16.30 Discharge rod is quickly assembled and hooked up to the OHE after confirming that the OHE has been isolated and shut down. Shunter attached to front of the WAM-4.

16.32 Three people climb up on the roof of the loco and remove the collector pan of the broken panto, with all the finesse and the grace of a rhinoceros, and lower it into the cab. Their speed at removing the collector pan impressed me, though.

16.33 They then try to push the elbow of the panto further down so that it does not come into contact with the OHE under any circumstances. Doesn't budge. A more high-tech method is used after that -- someone manages to get a footing on the elbow of the pantograph, gets a hold on the contact wire of the catenary, and jumps up and down on the elbow ;-).

16.38 Even the high-tech method does not work, everyone gives up. The POA now is that panto arm is to be secured. Control is told to arrange for a replacement loco from several available at Nagpur. The damaged loco is to be detached. Line Clear obtained for platform. Discussion ensues over where the dead loco is to be kept!

16.40 Panto tied down, everyone gets off the rooftop of the loco. Passengers' faces angry. Looking for excuse to beat up someone. I try not to be that someone and so keep a low profile.

16.45 Discharge rod removed, staff climbs into locos, WDS-6 shunter blows horn, loco starts up slowly. Rake doesn't wanna budge... Oops! Dead WAM-4 brakes not released or isolated ;-)... Loco slowly moves with brake blocks screaming for mercy.

16.46 Loco brakes released, WDS-6 starts singing a throaty song, train starts towards platform finally at 5km/h. (I can walk along with it).

16.50 Train reaches platform, begins its 'inspection parade' with Deputy SS and other staff standing on the front of the short hood of the WDS-6 shunter loco. They seemed like they were all basking under the attention they were getting from everyone on the platform. Passengers on platform are left wondering what the hell is happenning. Some may even have thought it was a GM (General Manager) Special ;-).

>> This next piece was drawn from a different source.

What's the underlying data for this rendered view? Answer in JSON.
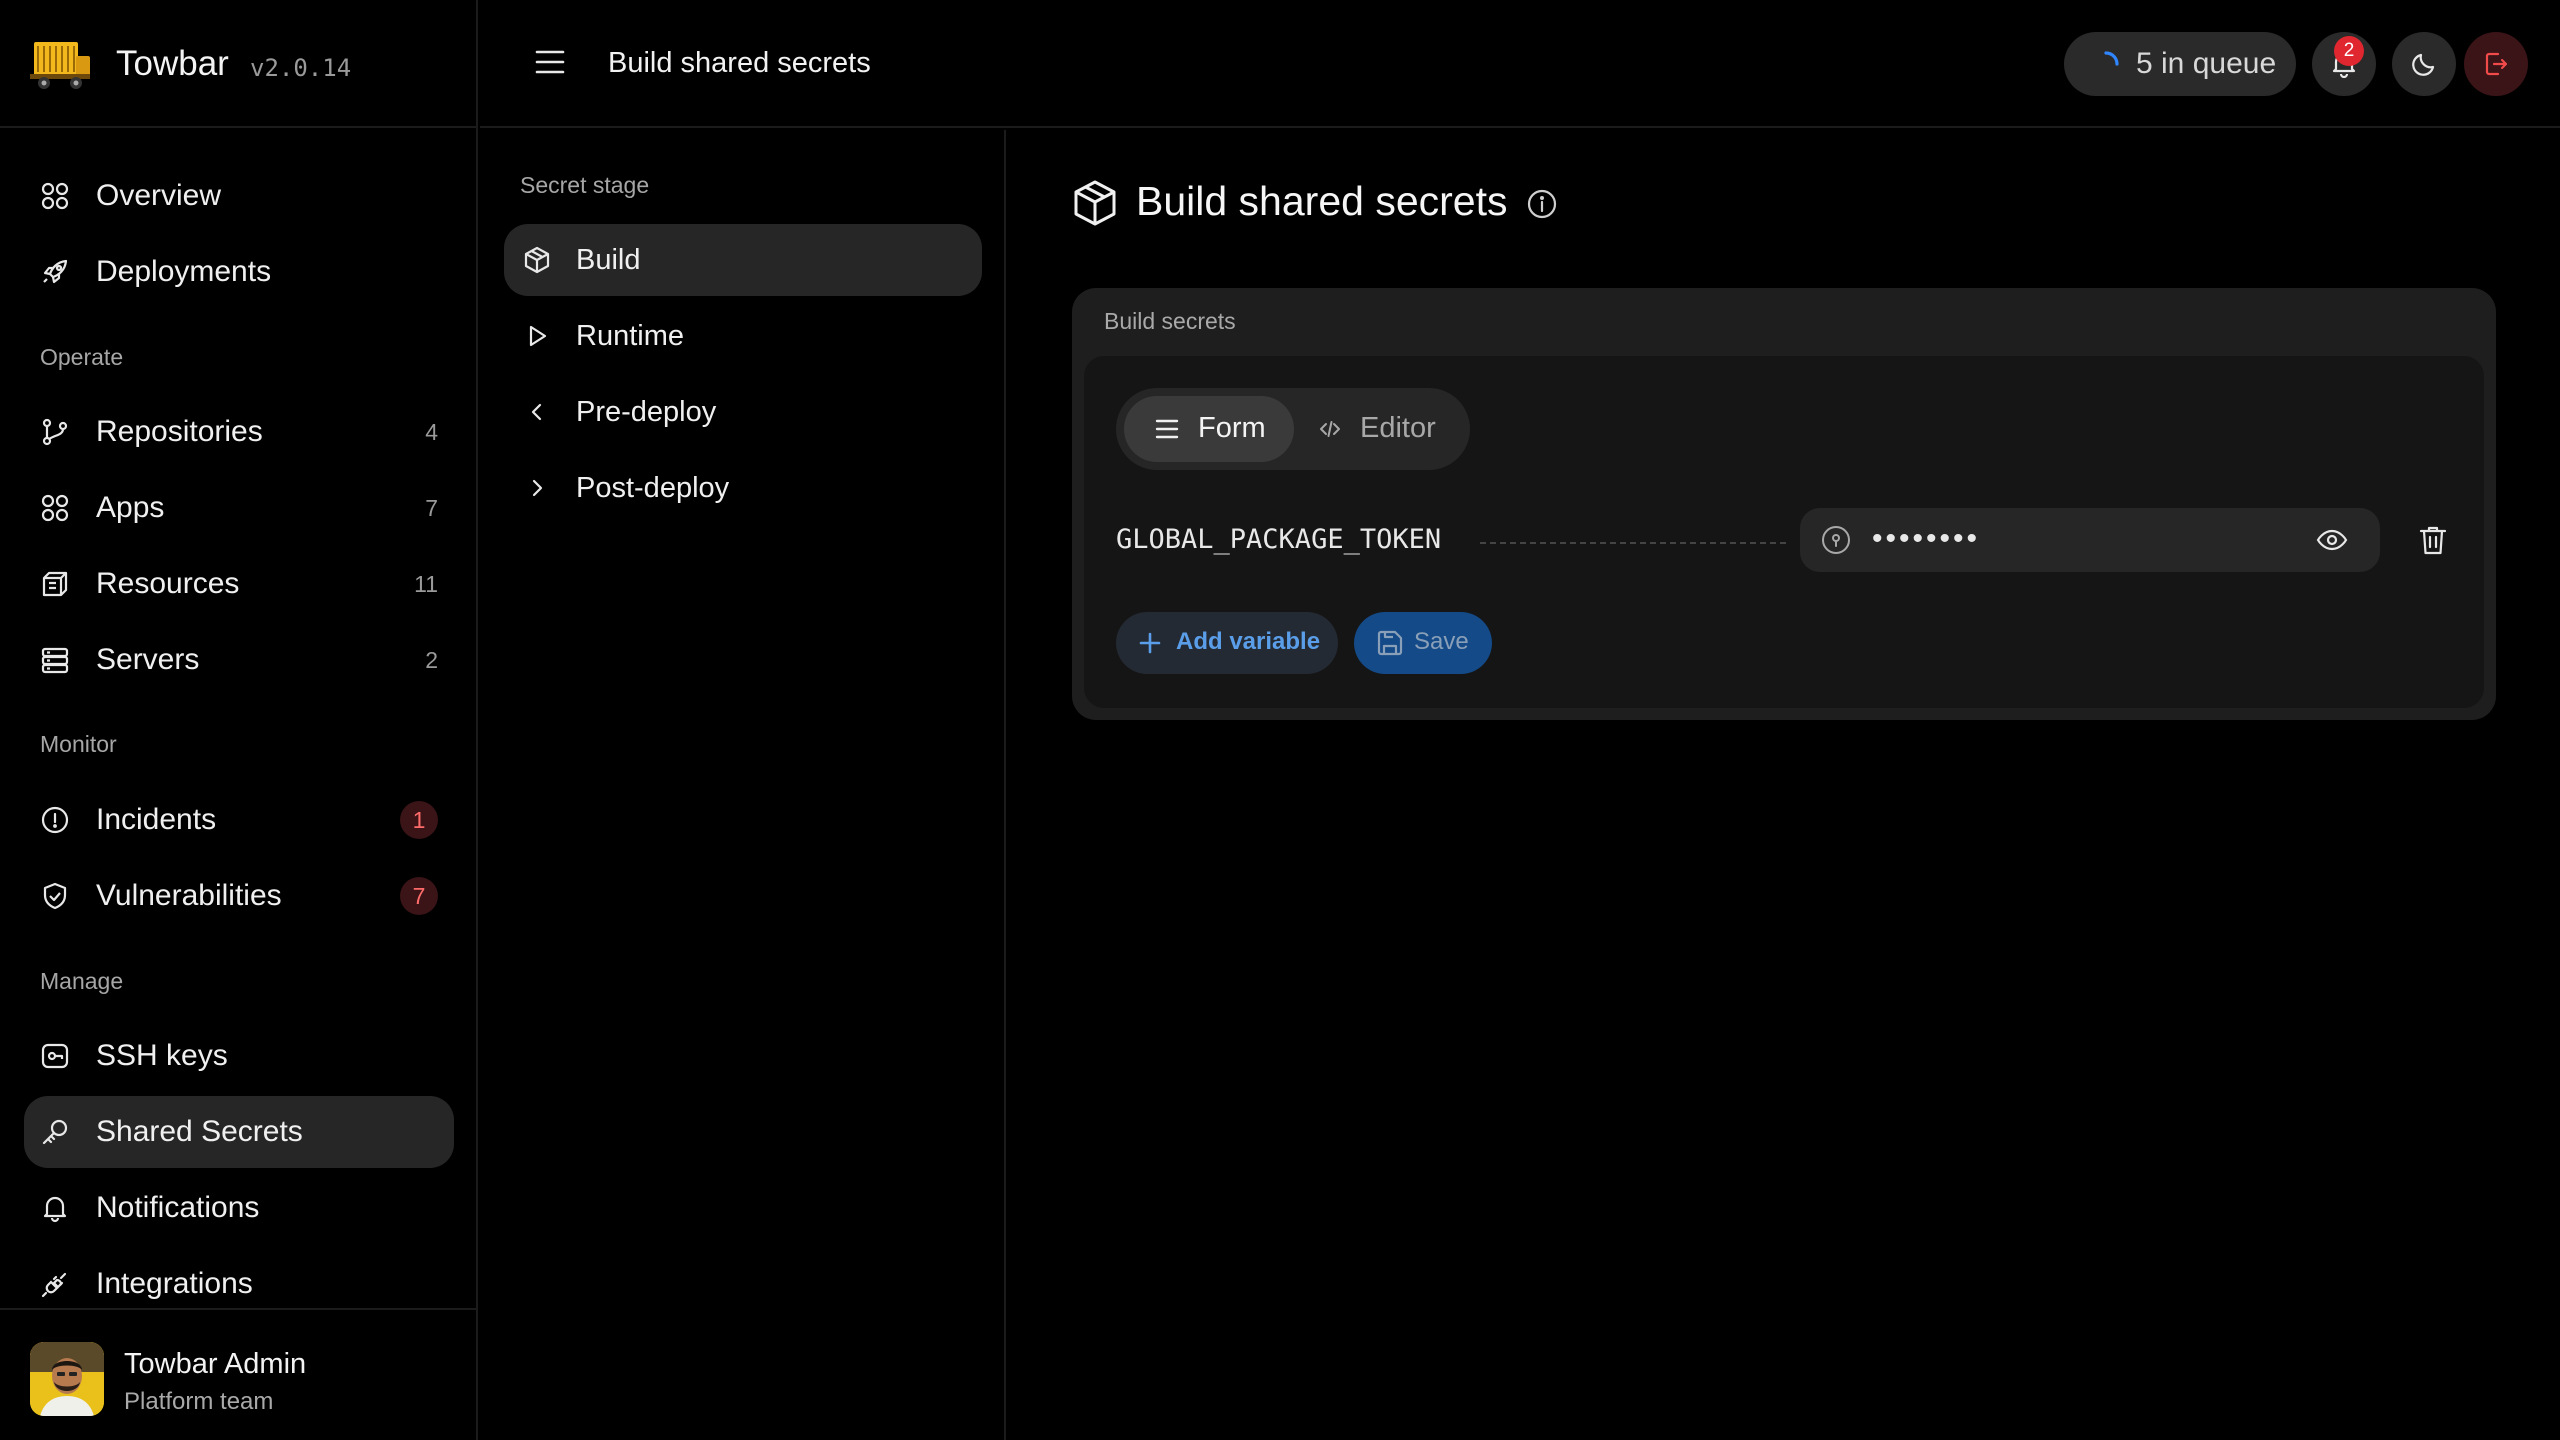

16.55 Boy telling seemingly interested girl of what IR will be doing ("piche ka engine nikalenge phir doosra lagayenge aur phir gaadi chalegi" -- "the engine at rear will be removed; a new one brought in; and then the train will be off") Very perceptive indeed. He ought to have been employed instead of those dozen folks.

16.58 The WDS-6 reaches the starter. Shunter detached with dead loco.

17.07 WAM-4 #20647 from BSL moves in to take charge.

17.30 Newly installed starter on PF No. 2 line turns yellow for Azad Hind. What has now become the intermediate starter (the old starter) is still red.

17.39 Much the same scene. Everyone wondering why intermediate starter is still red. Driver asked by Control why he is not moving. Driver says signal not yellow. Control suddenly remembers something, intermediate signal turns yellow. Driver blasts horn, accelerates out of the platform.

Some people were saying that the driver may not have lowered panto in time at the diamond crossing and so the collector may have gotten stuck and broken. There may be trouble for him.

Others maintain it happened afterwards. The driver himself was at pains to assure everyone it wasn't his fault. It may not really be the driver's fault. He may have thought that the loco simply tripped. Happens sometimes. After two tries he did check the panto. That and the fact that he may not have got any OHE voltage in the gauges inside the cab. Besides there was no damage apparent to the OHE at the Diamond Crossing either.

Whatever else it may have been, it was certainly an interesting time watching the proceedings at the site.


(1) A discharge rod is a safety device to ground the OHE before any attempt is made to get close to wires that are usually live but have been switched off for any work. It is an additional precaution. The catenary has to be switched off before the discharge rod itself can be hooked up to the catenary at one end and to the rails underneath on the other. It can help if some fool switches the OHE current on while work is going on. With the discharge rod grounded, the earth leakage circuit breakers connected to the OHE will immediately trip, cut off supply to the OHE and perhaps save a few lives.